O método atual da Igreja Ortodoxa para calcular a data já não está em conformidade com as normas nicenas. A continuidade deste método resultará, com o tempo, numa celebração da Páscoa Ortodoxa muito mais tarde no calendário.
É essencial que as Igrejas Ortodoxas renovem seus esforços para calcular a data da Páscoa com maior precisão, de modo que o período pascal ortodoxo siga a fórmula nicena, reconhecida pela Igreja Ortodoxa como normativa. Caso contrário, com o tempo, cristãos ocidentais e orientais deixarão de celebrar a Páscoa juntos.
No diálogo católico-ortodoxo, pais de diferentes denominações na América do Norte reconhecem uma responsabilidade espiritual compartilhada por seus filhos e pela jornada cristã do casal. Teólogos ortodoxos esperam que as Igrejas autocéfalas possam decidir independentemente se uma celebração conjunta da Páscoa é pastoralmente apropriada.
A questão da data não envolve teologia. Um consenso conciliar entre as Igrejas Ortodoxas parece distante, visto que o assunto sequer foi abordado no Concílio de Creta de 2016. Contudo, já existem boas práticas compartilhadas. A Igreja Ortodoxa da Finlândia celebra a Páscoa juntamente com as outras Igrejas. Os armênios seguem o calendário juliano. Nos Estados Unidos, as comunidades ucranianas de obediência constantinopolitana podem escolher livremente a data mais apropriada. Na Grécia, a Igreja Católica celebra a Páscoa na data da Igreja Ortodoxa. Em Kerala (Índia), a Igreja Ortodoxa Síria segue o calendário gregoriano.
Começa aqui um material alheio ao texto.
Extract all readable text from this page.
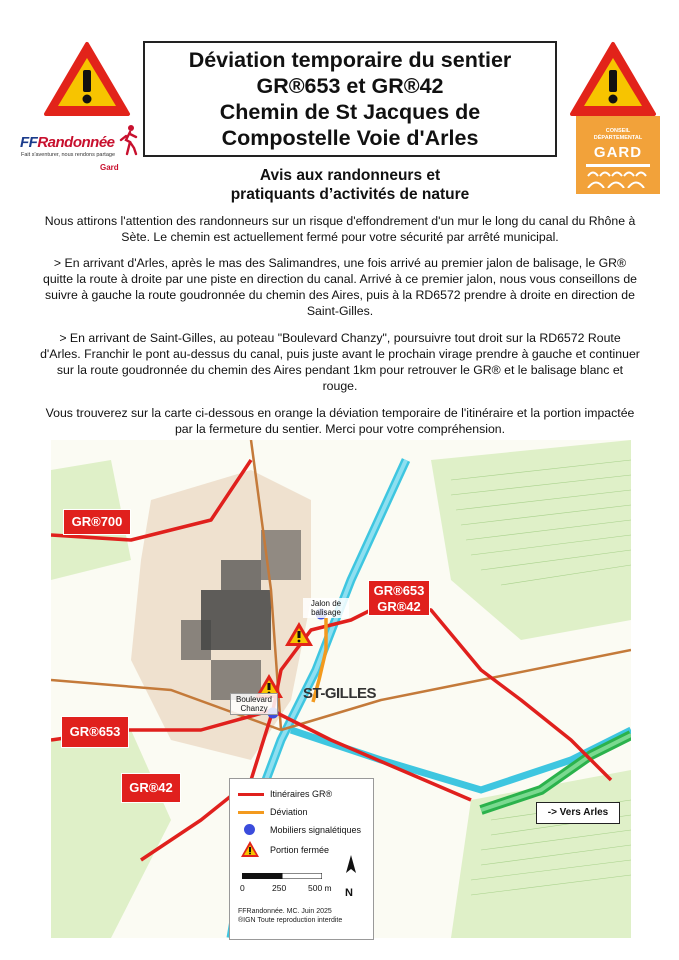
Déviation temporaire du sentier
GR®653 et GR®42
Chemin de St Jacques de
Compostelle Voie d'Arles
FFRandonnée
Fait s'aventurer, nous rendons partage
Gard
CONSEIL
DÉPARTEMENTAL
GARD
Avis aux randonneurs et
pratiquants d’activités de nature
Nous attirons l'attention des randonneurs sur un risque d'effondrement d'un mur le long du canal du Rhône à Sète. Le chemin est actuellement fermé pour votre sécurité par arrêté municipal.
> En arrivant d'Arles, après le mas des Salimandres, une fois arrivé au premier jalon de balisage, le GR® quitte la route à droite par une piste en direction du canal. Arrivé à ce premier jalon, nous vous conseillons de suivre à gauche la route goudronnée du chemin des Aires, puis à la RD6572 prendre à droite en direction de Saint-Gilles.
> En arrivant de Saint-Gilles, au poteau "Boulevard Chanzy", poursuivre tout droit sur la RD6572 Route d'Arles. Franchir le pont au-dessus du canal, puis juste avant le prochain virage prendre à gauche et continuer sur la route goudronnée du chemin des Aires pendant 1km pour retrouver le GR® et le balisage blanc et rouge.
Vous trouverez sur la carte ci-dessous en orange la déviation temporaire de l'itinéraire et la portion impactée par la fermeture du sentier. Merci pour votre compréhension.
GR®700
GR®653
GR®42
GR®653
GR®42
Jalon de balisage
Boulevard Chanzy
ST-GILLES
-> Vers Arles
Itinéraires GR®
Déviation
Mobiliers signalétiques
Portion fermée
0	250	500 m N
FFRandonnée. MC. Juin 2025
®IGN Toute reproduction interdite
E todas estão em harmonia com suas respectivas obediências.
As Igrejas-mãe da Ortodoxia devem compreender as necessidades pastorais das Igrejas minoritárias da diáspora, sem impor nada a ninguém. "O esforço para educar e celebrar uma data comum para a Páscoa é uma tarefa pastoral essencial e um mandato ecumênico que pode permitir aos cristãos ortodoxos alcançar uma unidade mais profunda e uma maior proximidade com os ensinamentos nicenos."
Continuamos pesquisando
Desde o Concílio Vaticano II, o papado de Roma tem se mostrado disponível para buscar uma solução conjunta.
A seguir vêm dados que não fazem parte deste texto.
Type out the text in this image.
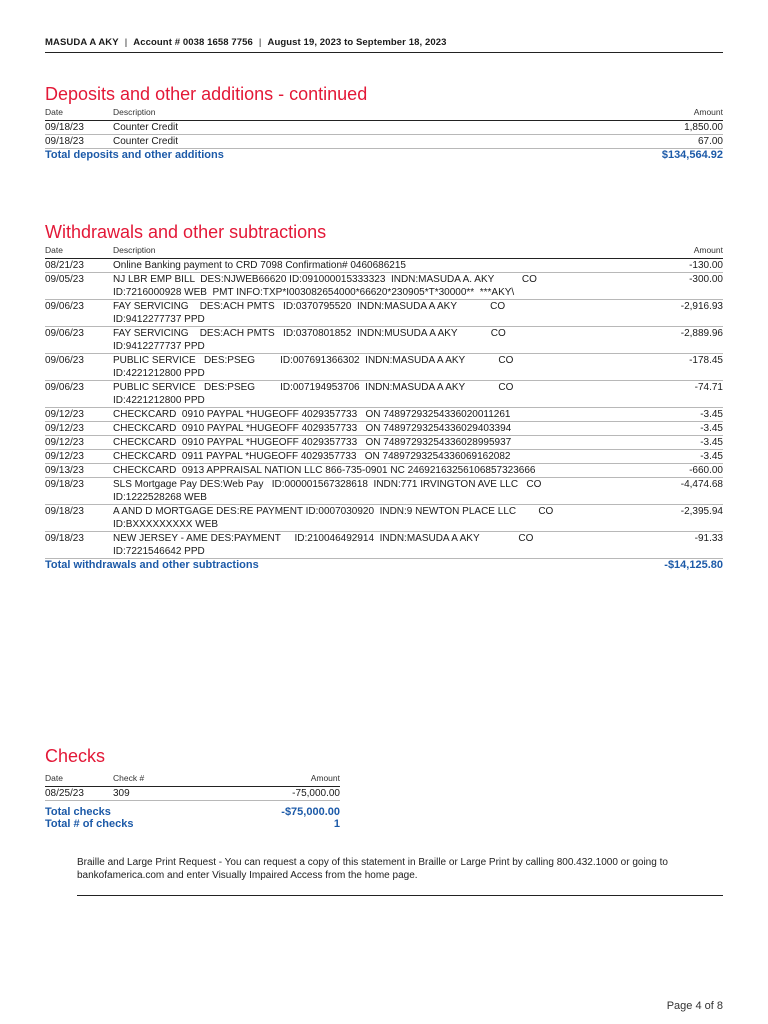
MASUDA A AKY | Account # 0038 1658 7756 | August 19, 2023 to September 18, 2023
Deposits and other additions - continued
Date	Description	Amount
09/18/23	Counter Credit	1,850.00
09/18/23	Counter Credit	67.00
Total deposits and other additions		$134,564.92
Withdrawals and other subtractions
Date	Description	Amount
08/21/23	Online Banking payment to CRD 7098 Confirmation# 0460686215	-130.00
09/05/23	NJ LBR EMP BILL  DES:NJWEB66620 ID:091000015333323  INDN:MASUDA A. AKY          CO
ID:7216000928 WEB  PMT INFO:TXP*I003082654000*66620*230905*T*30000**  ***AKY\	-300.00
09/06/23	FAY SERVICING    DES:ACH PMTS   ID:0370795520  INDN:MASUDA A AKY            CO
ID:9412277737 PPD	-2,916.93
09/06/23	FAY SERVICING    DES:ACH PMTS   ID:0370801852  INDN:MUSUDA A AKY            CO
ID:9412277737 PPD	-2,889.96
09/06/23	PUBLIC SERVICE   DES:PSEG         ID:007691366302  INDN:MASUDA A AKY            CO
ID:4221212800 PPD	-178.45
09/06/23	PUBLIC SERVICE   DES:PSEG         ID:007194953706  INDN:MASUDA A AKY            CO
ID:4221212800 PPD	-74.71
09/12/23	CHECKCARD  0910 PAYPAL *HUGEOFF 4029357733   ON 74897293254336020011261	-3.45
09/12/23	CHECKCARD  0910 PAYPAL *HUGEOFF 4029357733   ON 74897293254336029403394	-3.45
09/12/23	CHECKCARD  0910 PAYPAL *HUGEOFF 4029357733   ON 74897293254336028995937	-3.45
09/12/23	CHECKCARD  0911 PAYPAL *HUGEOFF 4029357733   ON 74897293254336069162082	-3.45
09/13/23	CHECKCARD  0913 APPRAISAL NATION LLC 866-735-0901 NC 24692163256106857323666	-660.00
09/18/23	SLS Mortgage Pay DES:Web Pay   ID:000001567328618  INDN:771 IRVINGTON AVE LLC   CO
ID:1222528268 WEB	-4,474.68
09/18/23	A AND D MORTGAGE DES:RE PAYMENT ID:0007030920  INDN:9 NEWTON PLACE LLC        CO
ID:BXXXXXXXXX WEB	-2,395.94
09/18/23	NEW JERSEY - AME DES:PAYMENT     ID:210046492914  INDN:MASUDA A AKY              CO
ID:7221546642 PPD	-91.33
Total withdrawals and other subtractions		-$14,125.80
Checks
Date	Check #	Amount
08/25/23	309	-75,000.00
Total checks		-$75,000.00
Total # of checks		1
Braille and Large Print Request - You can request a copy of this statement in Braille or Large Print by calling 800.432.1000 or going to bankofamerica.com and enter Visually Impaired Access from the home page.
Page 4 of 8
Francisco disse em 25 de janeiro de 2025: "Renovo meu apelo para que esta coincidência (a data comum da Páscoa de 2025 ) sirva de lembrete a todos os cristãos para darem um passo decisivo rumo à unidade, em torno de uma data comum, uma data para a Páscoa ( Spes non confundit n. 17); e a Igreja Católica está disposta a aceitar a data que todos desejam: uma data de unidade."
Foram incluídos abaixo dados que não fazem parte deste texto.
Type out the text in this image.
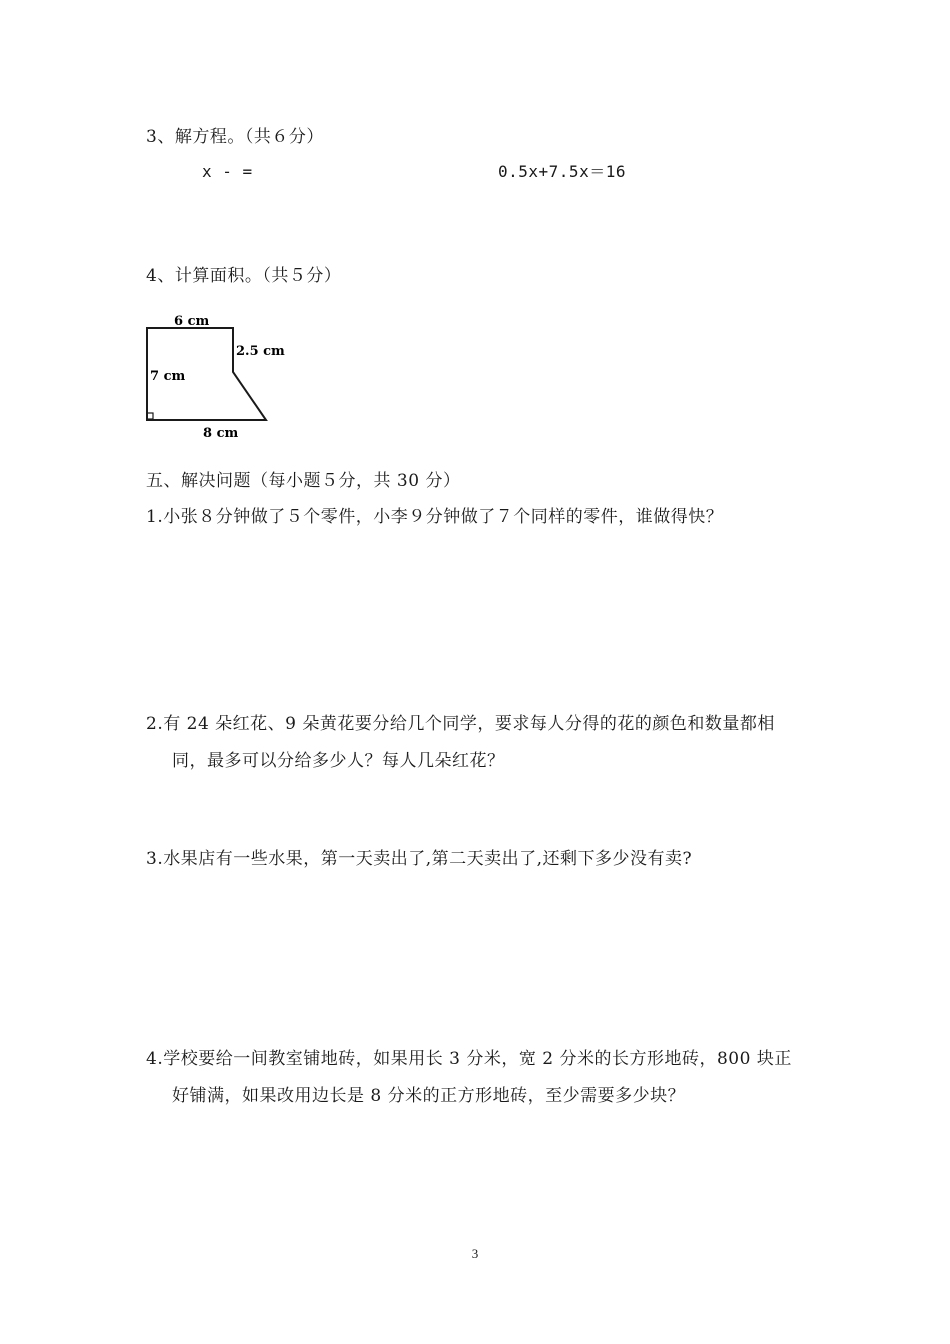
3、解方程。（共６分）
x - =	0.5x+7.5x＝16
4、计算面积。（共５分）
6 cm
2.5 cm
7 cm
8 cm
五、解决问题（每小题５分，共 30 分）
1.小张８分钟做了５个零件，小李９分钟做了７个同样的零件，谁做得快？
2.有 24 朵红花、9 朵黄花要分给几个同学，要求每人分得的花的颜色和数量都相
同，最多可以分给多少人？每人几朵红花？
3.水果店有一些水果，第一天卖出了,第二天卖出了,还剩下多少没有卖?
4.学校要给一间教室铺地砖，如果用长 3 分米，宽 2 分米的长方形地砖，800 块正
好铺满，如果改用边长是 8 分米的正方形地砖，至少需要多少块？
3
E, na declaração conjunta de Leão XIV e do Patriarca Bartolomeu I (publicada durante a viagem do Papa à Turquia em 29 de novembro de 2025; veja aqui no SettimanaNews), afirma-se: "É nosso desejo comum continuar o processo de busca de uma possível solução para celebrarmos juntos a festa das festas todos os anos. Esperamos e rezamos para que todos os cristãos, 'com toda a sabedoria e entendimento espiritual' (Col 1,9), se empenhem no processo que visa alcançar uma celebração comum da gloriosa Ressurreição de nosso Senhor Jesus Cristo."